Some people love meat and potatoes. Boiled, baked, mashed, sautéed if they’re feeling adventurous–but nothing too exotic. Beef gravy, thank you. Lamb of God’s self-titled eighth album is meat and potatoes. And that’s fine–the Richmond five-piece made their name worshipping at the hulking groove metal altar of Pantera. To call anything they’ve done experimental would be a stretch.

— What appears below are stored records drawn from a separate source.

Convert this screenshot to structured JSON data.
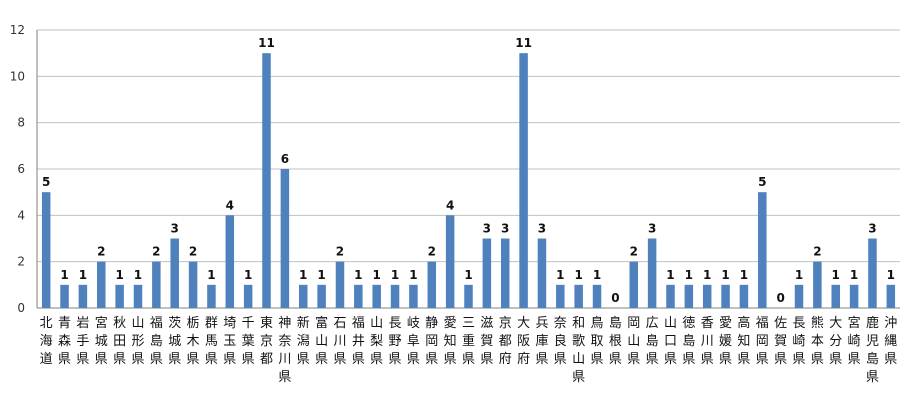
{
  "chart_data": {
    "type": "bar",
    "title": "",
    "xlabel": "",
    "ylabel": "",
    "ylim": [
      0,
      12
    ],
    "yticks": [
      0,
      2,
      4,
      6,
      8,
      10,
      12
    ],
    "grid": true,
    "legend": "none",
    "bar_color": "#4f81bd",
    "grid_color": "#c0c0c0",
    "categories": [
      "北海道",
      "青森県",
      "岩手県",
      "宮城県",
      "秋田県",
      "山形県",
      "福島県",
      "茨城県",
      "栃木県",
      "群馬県",
      "埼玉県",
      "千葉県",
      "東京都",
      "神奈川県",
      "新潟県",
      "富山県",
      "石川県",
      "福井県",
      "山梨県",
      "長野県",
      "岐阜県",
      "静岡県",
      "愛知県",
      "三重県",
      "滋賀県",
      "京都府",
      "大阪府",
      "兵庫県",
      "奈良県",
      "和歌山県",
      "鳥取県",
      "島根県",
      "岡山県",
      "広島県",
      "山口県",
      "徳島県",
      "香川県",
      "愛媛県",
      "高知県",
      "福岡県",
      "佐賀県",
      "長崎県",
      "熊本県",
      "大分県",
      "宮崎県",
      "鹿児島県",
      "沖縄県"
    ],
    "values": [
      5,
      1,
      1,
      2,
      1,
      1,
      2,
      3,
      2,
      1,
      4,
      1,
      11,
      6,
      1,
      1,
      2,
      1,
      1,
      1,
      1,
      2,
      4,
      1,
      3,
      3,
      11,
      3,
      1,
      1,
      1,
      0,
      2,
      3,
      1,
      1,
      1,
      1,
      1,
      5,
      0,
      1,
      2,
      1,
      1,
      3,
      1
    ]
  }
}
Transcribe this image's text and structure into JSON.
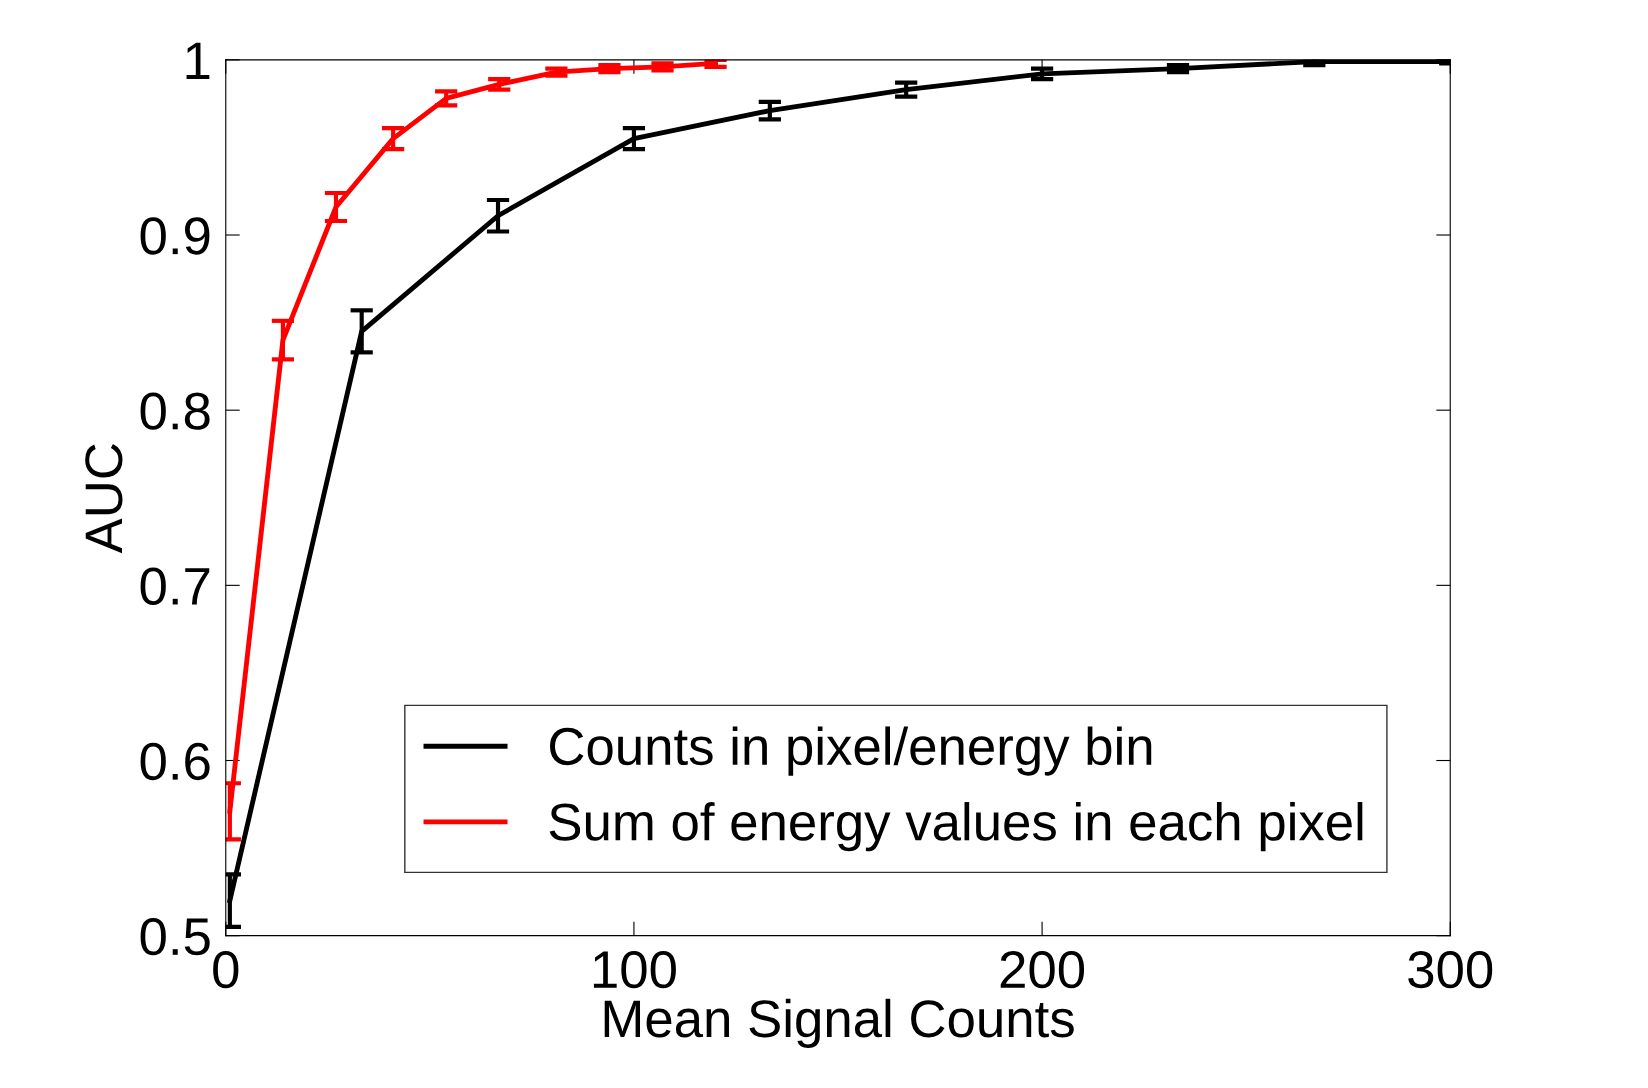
{
  "chart_data": {
    "type": "line",
    "xlabel": "Mean Signal Counts",
    "ylabel": "AUC",
    "xlim": [
      0,
      300
    ],
    "ylim": [
      0.5,
      1
    ],
    "xticks": [
      0,
      100,
      200,
      300
    ],
    "yticks": [
      0.5,
      0.6,
      0.7,
      0.8,
      0.9,
      1
    ],
    "grid": false,
    "legend": "bottom right",
    "marker": "none",
    "line_style": "solid",
    "series": [
      {
        "name": "Counts in pixel/energy bin",
        "color": "#000000",
        "x": [
          1,
          33.3,
          66.7,
          100,
          133.3,
          166.7,
          200,
          233.3,
          266.7,
          300
        ],
        "values": [
          0.52,
          0.845,
          0.911,
          0.955,
          0.971,
          0.983,
          0.992,
          0.995,
          0.999,
          0.999
        ],
        "errors": [
          0.015,
          0.012,
          0.009,
          0.006,
          0.005,
          0.004,
          0.003,
          0.002,
          0.002,
          0.001
        ]
      },
      {
        "name": "Sum of energy values in each pixel",
        "color": "#ff0000",
        "x": [
          1,
          14,
          27,
          41,
          54,
          67,
          81,
          94,
          107,
          120
        ],
        "values": [
          0.571,
          0.84,
          0.916,
          0.955,
          0.978,
          0.986,
          0.993,
          0.995,
          0.996,
          0.998
        ],
        "errors": [
          0.016,
          0.011,
          0.008,
          0.006,
          0.004,
          0.003,
          0.002,
          0.002,
          0.002,
          0.002
        ]
      }
    ]
  }
}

Sure, vocalist Randy Blythe has started implementing barely-sung clean melodies, and they used orchestration on a song eight years ago. But Frank Zappa, this is not. And again, that’s fine. They’re one of the 21st century’s most successful, red-blooded heavy bands for a reason: their songs are wicked.

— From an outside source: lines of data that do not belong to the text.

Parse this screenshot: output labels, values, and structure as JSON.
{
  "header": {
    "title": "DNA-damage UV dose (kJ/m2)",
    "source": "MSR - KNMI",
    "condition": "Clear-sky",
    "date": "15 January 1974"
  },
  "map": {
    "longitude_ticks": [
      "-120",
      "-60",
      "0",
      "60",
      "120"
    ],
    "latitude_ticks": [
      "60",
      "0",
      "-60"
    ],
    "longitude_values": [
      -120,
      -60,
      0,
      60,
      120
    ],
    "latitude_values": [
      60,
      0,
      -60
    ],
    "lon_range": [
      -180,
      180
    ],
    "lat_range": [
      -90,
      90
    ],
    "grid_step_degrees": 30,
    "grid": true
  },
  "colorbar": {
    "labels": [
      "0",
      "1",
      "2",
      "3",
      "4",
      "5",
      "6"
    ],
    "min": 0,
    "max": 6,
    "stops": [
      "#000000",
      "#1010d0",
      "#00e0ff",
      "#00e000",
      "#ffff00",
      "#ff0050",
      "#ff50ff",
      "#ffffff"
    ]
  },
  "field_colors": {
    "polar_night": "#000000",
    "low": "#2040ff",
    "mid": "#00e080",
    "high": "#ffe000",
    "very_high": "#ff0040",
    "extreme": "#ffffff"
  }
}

Every chorus on ‘Lamb of God’ comes courtesy of Blythe’s idiosyncratic, drawled scream–it’s easy to imagine how massive some of these songs will sound from the pit when gigs eventually get going again.
Take Memento Mori’s “Wake up! Wake up! Wake uuuup!”, or Checkmate’s on-the-nose rallying cry, “The American Scream!”, or Bloodshot Eyes’ snotty, gurgled, “Bloodshot eyes and wasted time, you’re everything I left behind.”

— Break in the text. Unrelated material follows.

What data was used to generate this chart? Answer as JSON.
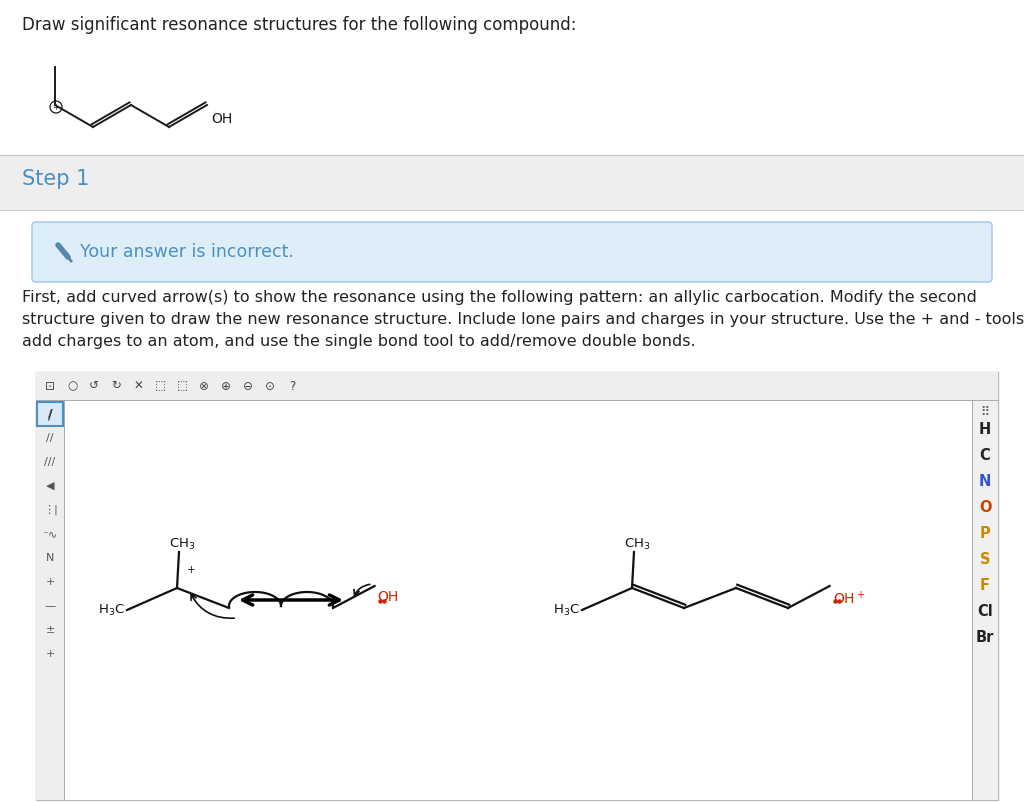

The meatiness, the potatoiness, though. It can get a little filling at times. Poison Dream is fun, with Hatebreed’s Jamey Jasta popping up to shout in the one cadence he seems to know. But compared to some of the record’s singles, like the bowel-smashing New Colossal Hate, it’s a tad throwaway. It’s better than 99% of bands trying their hand at this thing, but in the company of top-tier Lamb of God, it suffers.
Still, ‘Lamb of God’ is invigorating. It’s got proper pace to it. Mark Morton and Willie Adler’s mixture of choppy chugging and bluesy, loose riffing is fresh as always, laying the foundations for new drummer Art Cruz, who does a sterling job.
Stepping into Chris Adler’s shoes is a thankless task, and the percussive performance on ‘Lamb of God’ is reminiscent of Jay Weinberg replacing Joey Jordison for Slipknot’s ‘.5: The Gray Chapter’. Will you notice Adler’s absence, as a fan? Perhaps. Will anyone else? No. Cruz is a beast and keeps us on our toes where he can. One tiny death metal blast during On The Hook is painfully brief, but it ticks that same box Adler frequently did: invention.
Lamb of God fans will lap this up. Devotees of The Riff™ will devour it. This eponymous lump of metal kicks around similar levels of quality to the band’s prior records, ‘VII: Sturm und Drang’ and ‘Resolution’. It’s relatively concise, all the songs achieve a high hit rate, and the few moments you could describe as ‘weak’ only seem so due to the ludicrously high bar that’s been set over the past two decades. If every song on ‘Lamb of God’ was as savagely suffocating as the one-two finale of Bloodshot Eyes and On The Hook, we’d have an album of the year contender on our hands.